Life is not always wonderful inside the expat community, and Paul’s family must deal with some real heartbreak while they are in Beijing. The wife of one of the couple’s new expat friends becomes ill, and after some inconclusive medical exams returns to the US, where she is diagnosed with late-stage cancer. The speed at which the cancer takes the woman’s life is shocking. Meanwhile, Paul’s own father discovers he has cancer (not life-threatening), and Paul is struck by the realization that life continues to move forward in the states, even when he is not there.

Despite some difficult times, the family’s time in China is a positive experience. One of Paul’s observations is that it feels natural to reinvent oneself in a place that is changing as rapidly as China. In fact, it is necessary to change in order to feel like you fit in. In Paul’s case, he reinvents himself through music.

An amateur musician who is reluctant to play music in front of people, Paul is determined to overcome his fears while he is in China. He has an urge to get up on stage and play, to see what he can really do. The opportunity arises when an expat who owns a bar asks him to host an open mic night. Paul agrees to do it as soon as he can find a partner to play with.

Paul eventually finds someone to play with, though not in a conventional way. On one trip back to the United States, he purchases a new guitar to take to China with him. He carefully packs it in its case and checks it as baggage, but when he arrives at his house in Beijing, Paul opens the guitar case to find that the head is no longer attached to the rest of the guitar. This misfortune would profoundly change the rest of Paul’s time in China.

Paul ends up contacting Woodie Wu, a Chinese guitarist who also has an instrument repair business. When Paul brings him the broken guitar, the two discover they share a deep appreciation for American blues/roots music. Wu probes Paul for stories from all of the guitar players he has interviewed over the years, and the two become fast friends. They get together for a jam session and soon the pair starts playing gigs at local bars. Their band grows to include an American sax player (who also works for the US treasury department) and two Chinese musicians—a bassist and a drummer.

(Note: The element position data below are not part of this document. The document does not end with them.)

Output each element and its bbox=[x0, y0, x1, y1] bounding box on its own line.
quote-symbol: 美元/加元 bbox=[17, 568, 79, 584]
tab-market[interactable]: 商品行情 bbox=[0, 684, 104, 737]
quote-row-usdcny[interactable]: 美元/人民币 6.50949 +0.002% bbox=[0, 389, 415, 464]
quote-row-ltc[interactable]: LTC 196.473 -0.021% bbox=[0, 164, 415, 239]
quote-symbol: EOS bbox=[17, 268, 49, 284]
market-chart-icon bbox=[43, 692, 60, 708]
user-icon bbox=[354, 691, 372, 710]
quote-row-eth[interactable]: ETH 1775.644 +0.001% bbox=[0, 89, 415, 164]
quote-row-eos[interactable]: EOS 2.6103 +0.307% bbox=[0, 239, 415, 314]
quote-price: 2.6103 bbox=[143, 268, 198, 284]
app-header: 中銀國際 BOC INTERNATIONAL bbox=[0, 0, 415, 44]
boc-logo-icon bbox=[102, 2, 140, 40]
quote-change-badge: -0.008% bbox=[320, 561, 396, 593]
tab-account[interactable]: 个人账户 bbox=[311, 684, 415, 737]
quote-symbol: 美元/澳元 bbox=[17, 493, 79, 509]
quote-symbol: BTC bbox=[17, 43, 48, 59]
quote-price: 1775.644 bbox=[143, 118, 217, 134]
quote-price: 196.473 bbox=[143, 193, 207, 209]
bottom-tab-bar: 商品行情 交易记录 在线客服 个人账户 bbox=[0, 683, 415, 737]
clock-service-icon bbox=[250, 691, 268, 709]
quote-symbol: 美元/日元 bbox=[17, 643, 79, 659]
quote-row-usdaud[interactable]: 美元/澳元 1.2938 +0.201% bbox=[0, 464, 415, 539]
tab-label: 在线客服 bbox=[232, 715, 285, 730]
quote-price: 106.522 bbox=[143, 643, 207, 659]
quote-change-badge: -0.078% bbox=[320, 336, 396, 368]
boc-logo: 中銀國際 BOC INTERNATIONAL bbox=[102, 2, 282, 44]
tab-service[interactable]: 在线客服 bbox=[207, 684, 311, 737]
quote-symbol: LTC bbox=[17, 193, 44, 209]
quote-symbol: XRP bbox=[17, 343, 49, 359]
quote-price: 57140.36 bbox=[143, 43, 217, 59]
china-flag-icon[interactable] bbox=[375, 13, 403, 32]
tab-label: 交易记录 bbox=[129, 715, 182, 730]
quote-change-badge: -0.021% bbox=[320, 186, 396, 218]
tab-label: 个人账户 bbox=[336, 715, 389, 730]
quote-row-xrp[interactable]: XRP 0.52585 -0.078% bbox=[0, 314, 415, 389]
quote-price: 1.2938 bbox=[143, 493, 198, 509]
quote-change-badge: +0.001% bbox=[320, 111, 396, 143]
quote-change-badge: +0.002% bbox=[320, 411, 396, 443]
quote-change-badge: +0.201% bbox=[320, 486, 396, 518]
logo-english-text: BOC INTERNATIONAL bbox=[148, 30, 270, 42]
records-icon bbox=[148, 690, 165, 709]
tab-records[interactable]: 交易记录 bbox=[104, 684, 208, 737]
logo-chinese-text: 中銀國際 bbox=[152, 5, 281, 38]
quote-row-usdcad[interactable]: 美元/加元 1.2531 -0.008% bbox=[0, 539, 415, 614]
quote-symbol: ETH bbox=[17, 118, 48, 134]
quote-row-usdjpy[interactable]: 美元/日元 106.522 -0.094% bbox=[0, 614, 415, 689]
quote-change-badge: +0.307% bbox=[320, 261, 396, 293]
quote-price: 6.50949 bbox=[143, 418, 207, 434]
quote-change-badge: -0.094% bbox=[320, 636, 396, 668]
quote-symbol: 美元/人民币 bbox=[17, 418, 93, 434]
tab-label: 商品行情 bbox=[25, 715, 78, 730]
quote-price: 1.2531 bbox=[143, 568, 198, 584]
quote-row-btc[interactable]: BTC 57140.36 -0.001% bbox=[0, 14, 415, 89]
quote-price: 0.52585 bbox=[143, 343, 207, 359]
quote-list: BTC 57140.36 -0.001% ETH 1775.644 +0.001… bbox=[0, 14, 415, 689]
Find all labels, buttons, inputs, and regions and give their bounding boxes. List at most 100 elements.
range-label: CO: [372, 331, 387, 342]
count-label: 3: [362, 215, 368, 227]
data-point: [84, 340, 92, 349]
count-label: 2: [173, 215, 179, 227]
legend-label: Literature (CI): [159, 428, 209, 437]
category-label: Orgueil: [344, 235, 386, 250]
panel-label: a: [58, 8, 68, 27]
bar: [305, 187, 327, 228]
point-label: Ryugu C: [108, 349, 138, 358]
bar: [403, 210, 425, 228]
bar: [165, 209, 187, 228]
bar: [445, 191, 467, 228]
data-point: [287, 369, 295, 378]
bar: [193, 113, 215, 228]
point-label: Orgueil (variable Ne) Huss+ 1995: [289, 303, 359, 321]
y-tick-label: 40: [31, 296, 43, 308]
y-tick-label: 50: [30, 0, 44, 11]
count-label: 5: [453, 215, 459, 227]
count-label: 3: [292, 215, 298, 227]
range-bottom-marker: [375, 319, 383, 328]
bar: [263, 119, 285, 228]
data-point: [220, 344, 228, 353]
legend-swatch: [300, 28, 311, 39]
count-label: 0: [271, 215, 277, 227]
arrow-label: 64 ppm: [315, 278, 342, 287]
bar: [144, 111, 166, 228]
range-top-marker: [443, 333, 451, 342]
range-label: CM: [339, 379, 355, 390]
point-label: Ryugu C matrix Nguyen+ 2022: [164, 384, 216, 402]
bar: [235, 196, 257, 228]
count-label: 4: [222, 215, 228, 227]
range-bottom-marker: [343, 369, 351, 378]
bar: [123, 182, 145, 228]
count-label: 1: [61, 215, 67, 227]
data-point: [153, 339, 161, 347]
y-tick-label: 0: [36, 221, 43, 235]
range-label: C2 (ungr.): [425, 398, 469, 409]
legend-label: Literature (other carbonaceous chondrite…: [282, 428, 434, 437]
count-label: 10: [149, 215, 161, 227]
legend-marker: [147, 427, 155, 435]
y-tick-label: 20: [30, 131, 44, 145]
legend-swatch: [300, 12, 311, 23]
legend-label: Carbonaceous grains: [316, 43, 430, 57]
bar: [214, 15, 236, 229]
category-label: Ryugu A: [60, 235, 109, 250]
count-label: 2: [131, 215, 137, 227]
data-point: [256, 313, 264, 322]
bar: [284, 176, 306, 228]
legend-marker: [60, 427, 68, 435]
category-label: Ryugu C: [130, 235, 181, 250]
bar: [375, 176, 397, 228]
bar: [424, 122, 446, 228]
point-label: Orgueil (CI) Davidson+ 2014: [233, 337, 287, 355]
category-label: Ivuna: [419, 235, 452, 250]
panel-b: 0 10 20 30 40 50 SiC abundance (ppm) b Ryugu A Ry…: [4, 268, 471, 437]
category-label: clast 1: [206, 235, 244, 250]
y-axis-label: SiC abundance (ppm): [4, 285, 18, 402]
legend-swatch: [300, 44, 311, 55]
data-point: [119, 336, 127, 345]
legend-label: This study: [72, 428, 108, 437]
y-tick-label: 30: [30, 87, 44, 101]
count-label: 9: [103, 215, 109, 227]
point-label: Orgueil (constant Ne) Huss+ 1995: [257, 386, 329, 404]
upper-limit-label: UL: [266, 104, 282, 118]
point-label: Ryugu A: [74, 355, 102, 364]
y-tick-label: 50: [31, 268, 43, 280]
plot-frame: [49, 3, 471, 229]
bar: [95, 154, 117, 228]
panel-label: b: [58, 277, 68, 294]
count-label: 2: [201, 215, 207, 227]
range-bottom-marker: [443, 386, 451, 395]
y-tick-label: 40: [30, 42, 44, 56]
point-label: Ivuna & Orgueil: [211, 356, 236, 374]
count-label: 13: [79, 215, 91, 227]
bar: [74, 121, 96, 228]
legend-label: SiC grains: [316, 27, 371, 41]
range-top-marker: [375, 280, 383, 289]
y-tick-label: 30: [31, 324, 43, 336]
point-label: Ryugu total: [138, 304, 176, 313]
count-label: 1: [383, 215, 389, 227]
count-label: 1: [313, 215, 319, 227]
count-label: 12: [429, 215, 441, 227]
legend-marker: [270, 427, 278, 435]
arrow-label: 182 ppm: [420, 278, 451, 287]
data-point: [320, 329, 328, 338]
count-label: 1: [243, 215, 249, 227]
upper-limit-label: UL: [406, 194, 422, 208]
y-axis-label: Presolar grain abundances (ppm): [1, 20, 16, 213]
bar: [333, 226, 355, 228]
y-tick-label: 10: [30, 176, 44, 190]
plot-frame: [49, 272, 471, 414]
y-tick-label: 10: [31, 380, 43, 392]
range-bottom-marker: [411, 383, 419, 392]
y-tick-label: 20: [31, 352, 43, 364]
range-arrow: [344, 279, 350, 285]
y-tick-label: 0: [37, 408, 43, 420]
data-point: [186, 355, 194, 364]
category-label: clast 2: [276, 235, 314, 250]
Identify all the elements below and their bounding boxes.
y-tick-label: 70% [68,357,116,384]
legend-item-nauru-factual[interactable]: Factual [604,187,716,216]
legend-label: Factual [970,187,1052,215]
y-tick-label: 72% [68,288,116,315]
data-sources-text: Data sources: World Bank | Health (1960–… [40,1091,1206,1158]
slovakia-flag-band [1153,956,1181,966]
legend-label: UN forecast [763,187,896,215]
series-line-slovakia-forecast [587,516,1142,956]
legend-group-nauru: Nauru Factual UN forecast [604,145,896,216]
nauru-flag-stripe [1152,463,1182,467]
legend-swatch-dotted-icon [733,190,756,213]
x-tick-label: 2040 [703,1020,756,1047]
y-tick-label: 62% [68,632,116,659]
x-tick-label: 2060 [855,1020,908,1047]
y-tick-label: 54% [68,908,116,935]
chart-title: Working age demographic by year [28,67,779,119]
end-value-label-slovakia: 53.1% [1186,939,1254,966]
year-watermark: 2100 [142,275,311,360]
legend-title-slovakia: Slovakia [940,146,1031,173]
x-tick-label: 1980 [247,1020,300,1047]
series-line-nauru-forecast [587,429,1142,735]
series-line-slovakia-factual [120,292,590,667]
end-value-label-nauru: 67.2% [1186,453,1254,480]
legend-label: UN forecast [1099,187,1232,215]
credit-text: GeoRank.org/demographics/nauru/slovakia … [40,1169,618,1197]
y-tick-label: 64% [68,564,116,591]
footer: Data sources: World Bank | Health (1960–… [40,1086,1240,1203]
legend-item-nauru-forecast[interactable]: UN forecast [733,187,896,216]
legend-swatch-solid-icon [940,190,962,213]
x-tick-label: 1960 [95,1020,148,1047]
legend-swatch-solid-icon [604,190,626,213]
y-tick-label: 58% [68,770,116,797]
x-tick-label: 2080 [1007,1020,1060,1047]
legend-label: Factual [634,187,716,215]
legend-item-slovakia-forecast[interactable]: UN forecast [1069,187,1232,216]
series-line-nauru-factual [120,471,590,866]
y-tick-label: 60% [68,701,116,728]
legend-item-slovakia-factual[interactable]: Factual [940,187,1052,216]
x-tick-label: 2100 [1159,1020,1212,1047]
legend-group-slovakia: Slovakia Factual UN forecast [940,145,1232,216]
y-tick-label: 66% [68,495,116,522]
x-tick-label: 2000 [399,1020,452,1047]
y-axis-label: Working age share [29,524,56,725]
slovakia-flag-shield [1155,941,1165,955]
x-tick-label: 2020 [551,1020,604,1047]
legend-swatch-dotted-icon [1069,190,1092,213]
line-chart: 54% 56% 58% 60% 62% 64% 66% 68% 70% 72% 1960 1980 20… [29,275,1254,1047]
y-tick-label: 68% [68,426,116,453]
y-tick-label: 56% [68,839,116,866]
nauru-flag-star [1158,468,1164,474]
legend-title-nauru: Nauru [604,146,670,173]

At first, the group is just out to have fun, but Wu challenges Paul to practice harder because he sees that they have potential. Paul agrees. He is nervous about going for it, but at the same time he feels like he could do great things if he would just let his inhibitions go. The effort to improve pays off. The band develops a camaraderie and rhythm, becoming a cohesive unit that plays great music.

Chinese audiences respond well to the Chinese-American blues band. Woodie Alan, as the band is called, is voted Beijing’s best band, and even does some touring in China. They are successful beyond what Paul thought possible when he began. When his wife receives a promotion that will require them to move back to New Jersey, he is deeply torn about leaving. Paul realizes that the only logical decision is to move back to the States, but it is still difficult.

Big in China describes the transition of an upper middle class family from New Jersey into a global family with an international perspective. It also tells the story of how one self-conscious American guy broke through his own resistance and grew into the musician he always hoped he was. At times, the book is funny (reporting the follies of trying to adapt to a new culture), serious (discussing the real anxieties of being far away from sick family members) and inspiring (describing Paul’s transformation).  It is an easy and accessible introduction to China, and when you get done reading it, you feel like you need to take your own journey abroad. At least I did.